Hi guys. I've just joined the forum so would like to say hello. I've just finished a conversion on my Renault master. The main purpose was to use it to sleep in when I'm racing my car but I'm impressed with what I've achieved and now want to use it for more, hence finding this forum. I'm going to take some time and have a good read of the previous posts over the next few days so may have a few questions etc in a wee while. 

Mark D


----------



## Firefox (Apr 18, 2011)

Post some pics if poss, it would be cool to see it! I've also done a conversion on the Master (A Movano actually, but it's exactly the same van).


----------



## Deleted member 3802 (Apr 18, 2011)

welcome mark,enjoy the freedom the van give's you
p.s. shouldn't it be north yorkshire ?? not north east you don't want to be with that lot surly


----------



## maingate (Apr 18, 2011)

Hi and welcome.

Take no notice of Old Arthur, he's from Doncaster you know. 'North East' sounds upmarket so stick with that.


----------



## Deleted member 3802 (Apr 18, 2011)

:banana::banana::lol-049::blah:


----------



## Deleted member 13859 (Apr 18, 2011)

*welcome*

hi mark d 

welcome to the site, full of usefull info and good advice, enjoy your van.

tranivanman


----------



## Mark D (Apr 18, 2011)

As it was designed for racing I've kept it simple. Across the rear I've made a bed frame 30" high wide enough for a double matress.
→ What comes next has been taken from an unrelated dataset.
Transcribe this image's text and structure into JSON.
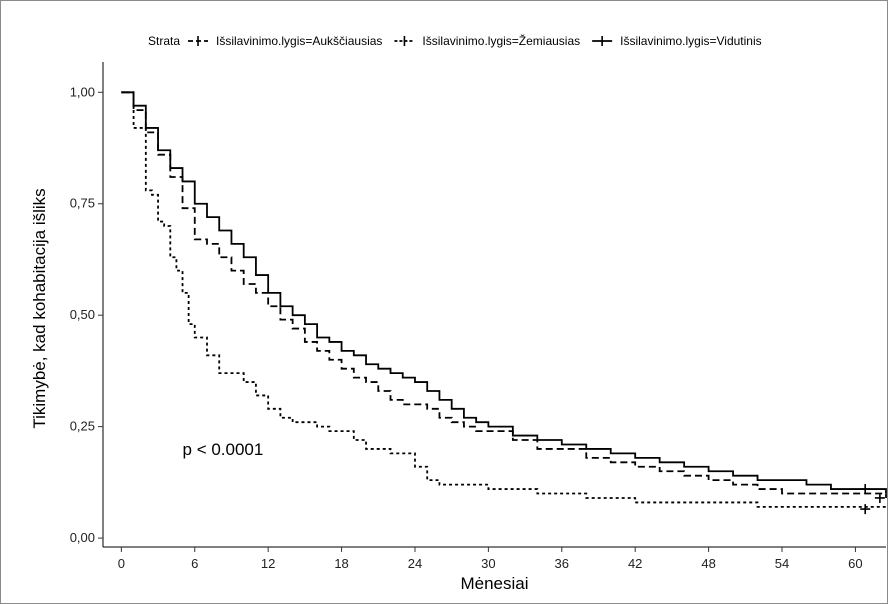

This is all boxed in and carpet lined from the front. Underneath this accessed from the rear is tool space. The partition below the bed is removable so that access is Also available from the front. This will allow an airbed lengthways below the fixed bed. The stove is going to be drop down mounted on the rear doors as I don't want bacon smells inside the van and we always use a gazebo over the rear. I've also room in the tool area for the porta loo which can be moved as and when required. It really is simple but seems to have opened loads of possibilitys and I already want to build something bigger. Power is by 12v leisure battery on a split charge circuit but it's only powering 2 strip lights, a tv and a playstation which has been converted to 12v


----------



## Mark D (Apr 18, 2011)

maingate said:


> Hi and welcome.
> 
> Take no notice of Old Arthur, he's from Doncaster you know. 'North East' sounds upmarket so stick with that.


 
Whilst I am a Yorkshire man born and breed, guisbourough is actually in Cleveland, Redcar and Cleveland, tees valley who knows, so easier to say north east


----------



## Mark D (Apr 19, 2011)




----------



## Guernsey Donkey (Apr 19, 2011)

Hi Mark D - welcome to wildcampers the site with all the knowledge thats needed to help you. I wish I could get my van that shinny she looks brilliant.


----------



## Mark D (Apr 19, 2011)

Guernsey Donkey said:


> Hi Mark D - welcome to wildcampers the site with all the knowledge thats needed to help you. I wish I could get my van that shinny she looks brilliant.


 
I used some stuff called mirror image, it's made by autosmart and only usually available to the trade but I got a litre off good old fleabay. I believe it has a slight cutting compound in it so restores weathered paintwork but unlike t cut it does not contain silicon


----------



## Deleted member 13859 (Apr 19, 2011)

hi mark d

like your set up, similar to mine, bed in the rear, i,ve got mycooker mounted down the side iin the front half opposite the sliding door.
all my stuff comes out in about 1/2hour as i use my van for other things, i can put my two dog kennels in and a row of three seats or i can have it as just an empty van for collecting stuff for my charity work.

well done and enjoy

tranivanman


----------



## Mark D (Apr 22, 2011)

I tried the van out last week and had a really good nights sleep. Parked in a motorway serv Stn for an hour or so next to a MH and the owners gave me the thumbs up as they left which made me smile a little.


----------